5. Lisa ‘Left Eye’ Lopes saved her life
During her early teens Thomas was having so much trouble with bullies at school that her mother removed her and began to homeschool her. However, the experience left her depressed and suicidal. One day she locked herself in the bathroom and fought the temptation to self-harm while listening to TLC’s Waterfalls. Left Eye’s rap came on. The words ‘Dreams are hopeless aspirations/In hopes of comin’ true/Believe in yourself/The rest is up to me and you’ seemed to speak directly to her.
“I realised that there were so many dreams I had, and if I did something to myself I wouldn’t see them. So I didn’t do anything. I told my mom and she somehow got the number for Left Eye’s studio on Ask Jeeves, and she got on the phone. She [Lisa Lopes] listened and was amazing. She told me ‘You have to keep going’. That conversation stayed with me. It was only a few months after that that she passed, so I’m glad I got the opportunity to speak to her.”
6. The Hate U Give was inspired by a police shooting
On New Year’s Day, 2009, an unarmed 22-year-old Black man was shot dead by transit police. His name was Oscar Grant and his murder was later immortalised in the Ryan Coogler film, Fruitvale Station.
His death had a profound effect on Angie Thomas.
“At home, he was one of us, we knew Oscars. But at my school, people tried to use the fact that he had a record and was an ex-con to justify it. It felt personal and the only thing I knew how to do instead of burning every garbage can on campus, was I wrote.”
She wrote a short story about a boy called Khalil who was a little like Oscar, and a girl named Starr with a foot in two worlds.
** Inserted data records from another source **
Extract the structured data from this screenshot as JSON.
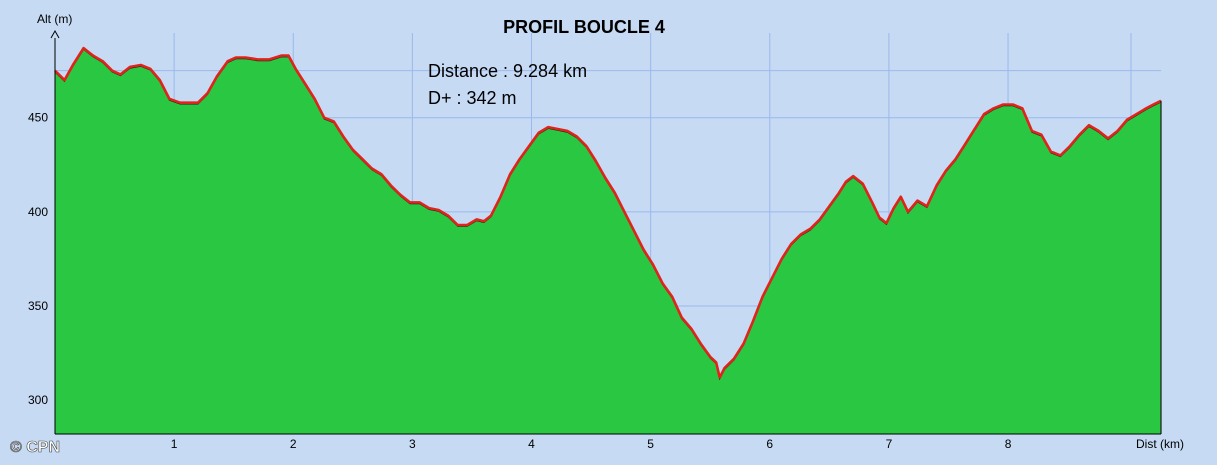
{
  "chart_data": {
    "type": "area",
    "title": "PROFIL BOUCLE 4",
    "xlabel": "Dist (km)",
    "ylabel": "Alt (m)",
    "xlim": [
      0,
      9.284
    ],
    "ylim": [
      282,
      495
    ],
    "x_ticks": [
      1,
      2,
      3,
      4,
      5,
      6,
      7,
      8
    ],
    "y_ticks": [
      300,
      350,
      400,
      450
    ],
    "grid": true,
    "annotations": [
      "Distance : 9.284 km",
      "D+ : 342 m"
    ],
    "watermark": "© CPN",
    "colors": {
      "background": "#c6daf4",
      "fill": "#2ac842",
      "line": "#e0241c",
      "grid": "#9cb8ec"
    },
    "series": [
      {
        "x": [
          0,
          0.08,
          0.15,
          0.24,
          0.32,
          0.4,
          0.48,
          0.55,
          0.63,
          0.72,
          0.8,
          0.88,
          0.96,
          1.05,
          1.14,
          1.2,
          1.28,
          1.36,
          1.45,
          1.52,
          1.6,
          1.7,
          1.8,
          1.9,
          1.96,
          2.02,
          2.1,
          2.18,
          2.26,
          2.34,
          2.42,
          2.5,
          2.58,
          2.66,
          2.74,
          2.82,
          2.9,
          2.98,
          3.06,
          3.14,
          3.22,
          3.3,
          3.38,
          3.46,
          3.54,
          3.6,
          3.66,
          3.74,
          3.82,
          3.9,
          3.98,
          4.06,
          4.14,
          4.22,
          4.3,
          4.38,
          4.46,
          4.54,
          4.62,
          4.7,
          4.78,
          4.86,
          4.94,
          5.02,
          5.1,
          5.18,
          5.26,
          5.34,
          5.42,
          5.5,
          5.55,
          5.58,
          5.62,
          5.7,
          5.78,
          5.86,
          5.94,
          6.02,
          6.1,
          6.18,
          6.26,
          6.34,
          6.42,
          6.5,
          6.58,
          6.64,
          6.7,
          6.78,
          6.86,
          6.92,
          6.98,
          7.04,
          7.1,
          7.16,
          7.24,
          7.32,
          7.4,
          7.48,
          7.56,
          7.64,
          7.72,
          7.8,
          7.88,
          7.96,
          8.04,
          8.12,
          8.2,
          8.28,
          8.36,
          8.44,
          8.52,
          8.6,
          8.68,
          8.76,
          8.84,
          8.92,
          9.0,
          9.08,
          9.16,
          9.22,
          9.284
        ],
        "y": [
          475,
          470,
          478,
          487,
          483,
          480,
          475,
          473,
          477,
          478,
          476,
          470,
          460,
          458,
          458,
          458,
          463,
          472,
          480,
          482,
          482,
          481,
          481,
          483,
          483,
          476,
          468,
          460,
          450,
          448,
          440,
          433,
          428,
          423,
          420,
          414,
          409,
          405,
          405,
          402,
          401,
          398,
          393,
          393,
          396,
          395,
          398,
          408,
          420,
          428,
          435,
          442,
          445,
          444,
          443,
          440,
          435,
          427,
          418,
          410,
          400,
          390,
          380,
          372,
          362,
          355,
          344,
          338,
          330,
          323,
          320,
          312,
          317,
          322,
          330,
          342,
          355,
          365,
          375,
          383,
          388,
          391,
          396,
          403,
          410,
          416,
          419,
          415,
          405,
          397,
          394,
          402,
          408,
          400,
          406,
          403,
          414,
          422,
          428,
          436,
          444,
          452,
          455,
          457,
          457,
          455,
          443,
          441,
          432,
          430,
          435,
          441,
          446,
          443,
          439,
          443,
          449,
          452,
          455,
          457,
          459
        ]
      }
    ]
  }
}
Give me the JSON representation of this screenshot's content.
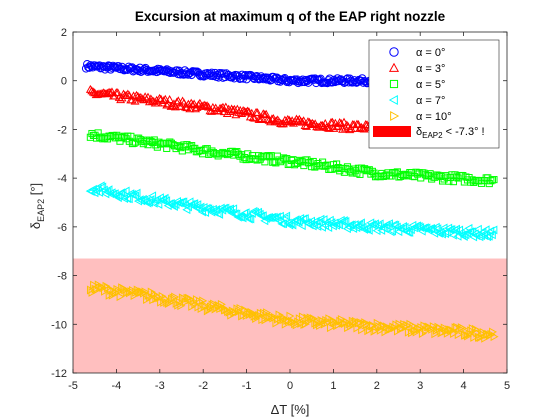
{
  "chart_data": {
    "type": "scatter",
    "title": "Excursion at maximum q of the EAP right nozzle",
    "xlabel": "ΔT [%]",
    "ylabel": {
      "symbol": "δ",
      "sub": "EAP2",
      "unit": " [°]"
    },
    "xlim": [
      -5,
      5
    ],
    "ylim": [
      -12,
      2
    ],
    "xticks": [
      -5,
      -4,
      -3,
      -2,
      -1,
      0,
      1,
      2,
      3,
      4,
      5
    ],
    "yticks": [
      2,
      0,
      -2,
      -4,
      -6,
      -8,
      -10,
      -12
    ],
    "grid": false,
    "legend_position": "top-right",
    "threshold": {
      "value": -7.3,
      "color": "#ffbfbf",
      "label_prefix": "δ",
      "label_sub": "EAP2",
      "label_suffix": " < -7.3° !"
    },
    "series": [
      {
        "name": "α = 0°",
        "marker": "circle",
        "color": "#0000ff",
        "x": [
          -4.7,
          -3.0,
          -1.0,
          0.0,
          1.5,
          2.0
        ],
        "y": [
          0.6,
          0.4,
          0.15,
          0.0,
          0.0,
          0.0
        ],
        "spread": 0.1
      },
      {
        "name": "α = 3°",
        "marker": "triangle-up",
        "color": "#ff0000",
        "x": [
          -4.6,
          -3.0,
          -1.5,
          0.0,
          2.0,
          4.0
        ],
        "y": [
          -0.5,
          -0.85,
          -1.2,
          -1.7,
          -1.95,
          -2.2
        ],
        "spread": 0.15
      },
      {
        "name": "α = 5°",
        "marker": "square",
        "color": "#00ff00",
        "x": [
          -4.6,
          -3.0,
          -1.5,
          0.0,
          2.0,
          4.7
        ],
        "y": [
          -2.2,
          -2.6,
          -3.0,
          -3.3,
          -3.8,
          -4.1
        ],
        "spread": 0.15
      },
      {
        "name": "α = 7°",
        "marker": "triangle-left",
        "color": "#00ffff",
        "x": [
          -4.6,
          -3.0,
          -1.5,
          0.0,
          2.0,
          4.7
        ],
        "y": [
          -4.4,
          -4.95,
          -5.35,
          -5.75,
          -6.0,
          -6.3
        ],
        "spread": 0.18
      },
      {
        "name": "α = 10°",
        "marker": "triangle-right",
        "color": "#ffc000",
        "x": [
          -4.6,
          -3.0,
          -1.5,
          0.0,
          2.0,
          4.7
        ],
        "y": [
          -8.5,
          -8.9,
          -9.4,
          -9.85,
          -10.1,
          -10.4
        ],
        "spread": 0.2
      }
    ]
  }
}
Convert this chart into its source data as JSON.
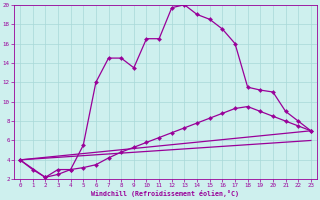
{
  "xlabel": "Windchill (Refroidissement éolien,°C)",
  "background_color": "#cef0ee",
  "grid_color": "#a8d8d8",
  "line_color": "#990099",
  "xlim": [
    -0.5,
    23.5
  ],
  "ylim": [
    2,
    20
  ],
  "xticks": [
    0,
    1,
    2,
    3,
    4,
    5,
    6,
    7,
    8,
    9,
    10,
    11,
    12,
    13,
    14,
    15,
    16,
    17,
    18,
    19,
    20,
    21,
    22,
    23
  ],
  "yticks": [
    2,
    4,
    6,
    8,
    10,
    12,
    14,
    16,
    18,
    20
  ],
  "curve1_x": [
    0,
    1,
    2,
    3,
    4,
    5,
    6,
    7,
    8,
    9,
    10,
    11,
    12,
    13,
    14,
    15,
    16,
    17,
    18,
    19,
    20,
    21,
    22,
    23
  ],
  "curve1_y": [
    4.0,
    3.0,
    2.2,
    3.0,
    3.0,
    5.5,
    12.0,
    14.5,
    14.5,
    13.5,
    16.5,
    16.5,
    19.7,
    20.0,
    19.0,
    18.5,
    17.5,
    16.0,
    11.5,
    11.2,
    11.0,
    9.0,
    8.0,
    7.0
  ],
  "curve2_x": [
    0,
    2,
    3,
    4,
    5,
    6,
    7,
    8,
    9,
    10,
    11,
    12,
    13,
    14,
    15,
    16,
    17,
    18,
    19,
    20,
    21,
    22,
    23
  ],
  "curve2_y": [
    4.0,
    2.2,
    2.5,
    3.0,
    3.2,
    3.5,
    4.2,
    4.8,
    5.3,
    5.8,
    6.3,
    6.8,
    7.3,
    7.8,
    8.3,
    8.8,
    9.3,
    9.5,
    9.0,
    8.5,
    8.0,
    7.5,
    7.0
  ],
  "curve3_x": [
    0,
    23
  ],
  "curve3_y": [
    4.0,
    7.0
  ],
  "curve4_x": [
    0,
    23
  ],
  "curve4_y": [
    4.0,
    6.0
  ],
  "linewidth": 0.9,
  "markersize": 2.2
}
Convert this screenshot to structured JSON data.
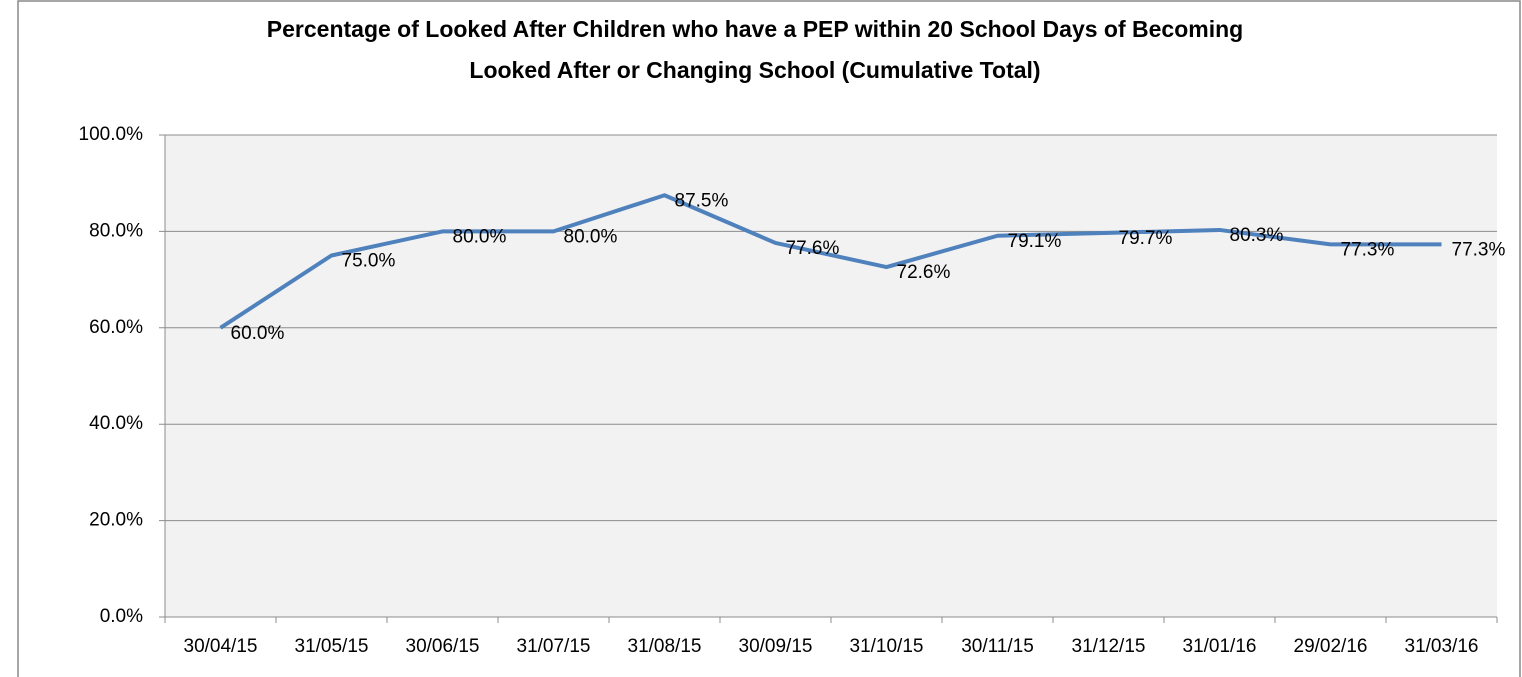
{
  "chart_data": {
    "type": "line",
    "title": [
      "Percentage of Looked After Children who have a PEP within 20 School Days of Becoming",
      "Looked After or Changing School (Cumulative Total)"
    ],
    "categories": [
      "30/04/15",
      "31/05/15",
      "30/06/15",
      "31/07/15",
      "31/08/15",
      "30/09/15",
      "31/10/15",
      "30/11/15",
      "31/12/15",
      "31/01/16",
      "29/02/16",
      "31/03/16"
    ],
    "values": [
      60,
      75,
      80,
      80,
      87.5,
      77.6,
      72.6,
      79.1,
      79.7,
      80.3,
      77.3,
      77.3
    ],
    "value_labels": [
      "60.0%",
      "75.0%",
      "80.0%",
      "80.0%",
      "87.5%",
      "77.6%",
      "72.6%",
      "79.1%",
      "79.7%",
      "80.3%",
      "77.3%",
      "77.3%"
    ],
    "color": "#4f81bd",
    "ylim": [
      0,
      100
    ],
    "yticks": [
      {
        "value": 0,
        "label": "0.0%"
      },
      {
        "value": 20,
        "label": "20.0%"
      },
      {
        "value": 40,
        "label": "40.0%"
      },
      {
        "value": 60,
        "label": "60.0%"
      },
      {
        "value": 80,
        "label": "80.0%"
      },
      {
        "value": 100,
        "label": "100.0%"
      }
    ],
    "grid": true
  }
}
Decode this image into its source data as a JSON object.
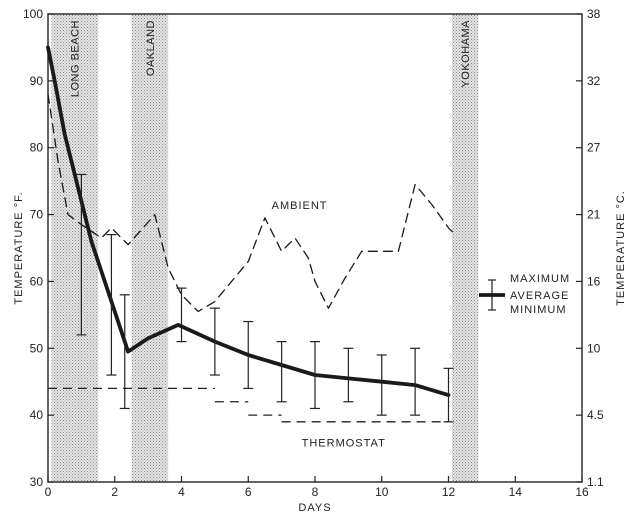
{
  "chart_data": {
    "type": "line",
    "xlabel": "DAYS",
    "ylabel_left": "TEMPERATURE °F.",
    "ylabel_right": "TEMPERATURE °C.",
    "xlim": [
      0,
      16
    ],
    "ylim_left": [
      30,
      100
    ],
    "x_ticks": [
      0,
      2,
      4,
      6,
      8,
      10,
      12,
      14,
      16
    ],
    "y_ticks_left": [
      30,
      40,
      50,
      60,
      70,
      80,
      90,
      100
    ],
    "y_ticks_right": [
      {
        "label": "1.1",
        "f": 30
      },
      {
        "label": "4.5",
        "f": 40
      },
      {
        "label": "10",
        "f": 50
      },
      {
        "label": "16",
        "f": 60
      },
      {
        "label": "21",
        "f": 70
      },
      {
        "label": "27",
        "f": 80
      },
      {
        "label": "32",
        "f": 90
      },
      {
        "label": "38",
        "f": 100
      }
    ],
    "bands": [
      {
        "label": "LONG BEACH",
        "x0": 0.1,
        "x1": 1.5
      },
      {
        "label": "OAKLAND",
        "x0": 2.5,
        "x1": 3.6
      },
      {
        "label": "YOKOHAMA",
        "x0": 12.1,
        "x1": 12.9
      }
    ],
    "series": [
      {
        "name": "AVERAGE",
        "style": "solid-thick",
        "x": [
          0,
          0.2,
          0.5,
          1.0,
          1.3,
          2.4,
          3.0,
          3.9,
          5.0,
          6.0,
          7.0,
          8.0,
          9.0,
          10.0,
          11.0,
          12.0
        ],
        "y": [
          95,
          90,
          82,
          72,
          66,
          49.5,
          51.5,
          53.5,
          51,
          49,
          47.5,
          46,
          45.5,
          45,
          44.5,
          43
        ]
      },
      {
        "name": "AMBIENT",
        "style": "dashed",
        "x": [
          0,
          0.3,
          0.6,
          1.0,
          1.6,
          1.9,
          2.4,
          3.2,
          3.6,
          4.0,
          4.5,
          5.0,
          5.5,
          6.0,
          6.5,
          7.0,
          7.4,
          7.8,
          8.0,
          8.4,
          8.9,
          9.4,
          10.0,
          10.5,
          11.0,
          11.5,
          12.0,
          12.2
        ],
        "y": [
          88,
          78,
          70,
          68.5,
          66.5,
          68,
          65.5,
          70,
          62,
          58,
          55.5,
          57,
          60,
          63,
          69.5,
          64.5,
          66.5,
          63.5,
          60,
          56,
          60.5,
          64.5,
          64.5,
          64.5,
          74.5,
          71.5,
          68,
          67
        ]
      },
      {
        "name": "THERMOSTAT",
        "style": "dashed",
        "segments": [
          {
            "x": [
              0,
              5
            ],
            "y": [
              44,
              44
            ]
          },
          {
            "x": [
              5,
              6
            ],
            "y": [
              42,
              42
            ]
          },
          {
            "x": [
              6,
              7
            ],
            "y": [
              40,
              40
            ]
          },
          {
            "x": [
              7,
              12
            ],
            "y": [
              39,
              39
            ]
          }
        ]
      }
    ],
    "error_bars": [
      {
        "x": 1.0,
        "max": 76,
        "min": 52
      },
      {
        "x": 1.9,
        "max": 67,
        "min": 46
      },
      {
        "x": 2.3,
        "max": 58,
        "min": 41
      },
      {
        "x": 4.0,
        "max": 59,
        "min": 51
      },
      {
        "x": 5.0,
        "max": 56,
        "min": 46
      },
      {
        "x": 6.0,
        "max": 54,
        "min": 44
      },
      {
        "x": 7.0,
        "max": 51,
        "min": 42
      },
      {
        "x": 8.0,
        "max": 51,
        "min": 41
      },
      {
        "x": 9.0,
        "max": 50,
        "min": 42
      },
      {
        "x": 10.0,
        "max": 49,
        "min": 40
      },
      {
        "x": 11.0,
        "max": 50,
        "min": 40
      },
      {
        "x": 12.0,
        "max": 47,
        "min": 39
      }
    ],
    "annotations": [
      {
        "text": "AMBIENT",
        "x": 6.7,
        "y": 70.8
      },
      {
        "text": "THERMOSTAT",
        "x": 7.6,
        "y": 35.3
      }
    ],
    "legend": {
      "placement": "right",
      "items": [
        "MAXIMUM",
        "AVERAGE",
        "MINIMUM"
      ]
    },
    "grid": false
  }
}
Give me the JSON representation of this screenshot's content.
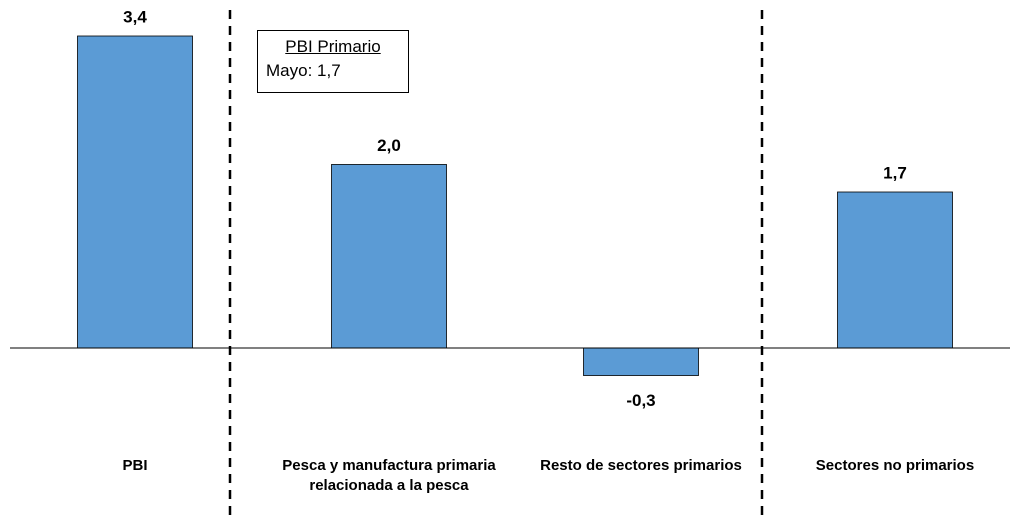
{
  "chart_data": {
    "type": "bar",
    "categories": [
      "PBI",
      "Pesca y manufactura primaria relacionada a la pesca",
      "Resto de sectores primarios",
      "Sectores no primarios"
    ],
    "values": [
      3.4,
      2.0,
      -0.3,
      1.7
    ],
    "value_labels": [
      "3,4",
      "2,0",
      "-0,3",
      "1,7"
    ],
    "color": "#5b9bd5",
    "annotation": {
      "title": "PBI Primario",
      "text": "Mayo: 1,7"
    }
  }
}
It was a little too long for a short story but her creative writing professor suggested she might one day turn it into a novel…
7. She once wrote fanfiction
Thomas’ fondness for the US TV soap opera Passions motivated her to write fanfiction and post it online under a pen name. She says it taught her how to make other people’s characters work, which eventually gave her the skills and confidence to create her own.
In a Tweet, she adds, “I was able to write an ensemble cast in #TheHateUGive and #OnTheComeUp because I started out writing ensemble casts in soap fanfics. I had sooo many plots 😂. So yeah. Fanfic is legit”
8. A police union tried to have her removed from a school reading list
In 2018 a South Carolina police union challenged the inclusion of Thomas’ THUG on a summer reading list for ninth-grade students. The president of the Charleston-area Fraternal Order of Police appeared on TV news channels to accuse the book of being “almost an indoctrination of distrust of police”.
(Interestingly, in THUG, the main protagonist’s uncle is a black police officer and a positive role model.)
The school stood up to pressure from parents and the police and refused to remove the book from their reading list. In early 2019, the South Carolina Association of School Librarians awarded the school’s defiant principal the Intellectual Freedom Award to thank her for supporting the English teachers and defending the reading assignment.
9. Angie Thomas holds a BFA in creative writing
She was the first black teenager to graduate from her creative writing course at Jackson’s Belhaven University. She says her experience of growing up in a largely poor, black neighbourhood while attending an affluent, white college informed Starr’s high school experience.
10. She’d put Lauren Hill at the top of any Hip Hop list
“We don’t give Lauryn Hill enough props or respect, not just as a woman in hip-hop but just as a talented individual in hip-hop. She’s one of the best rappers of all time, and not enough people say that.”
Her top five would also include Biggie, Tupac, Kendrick Lamar and André 3000.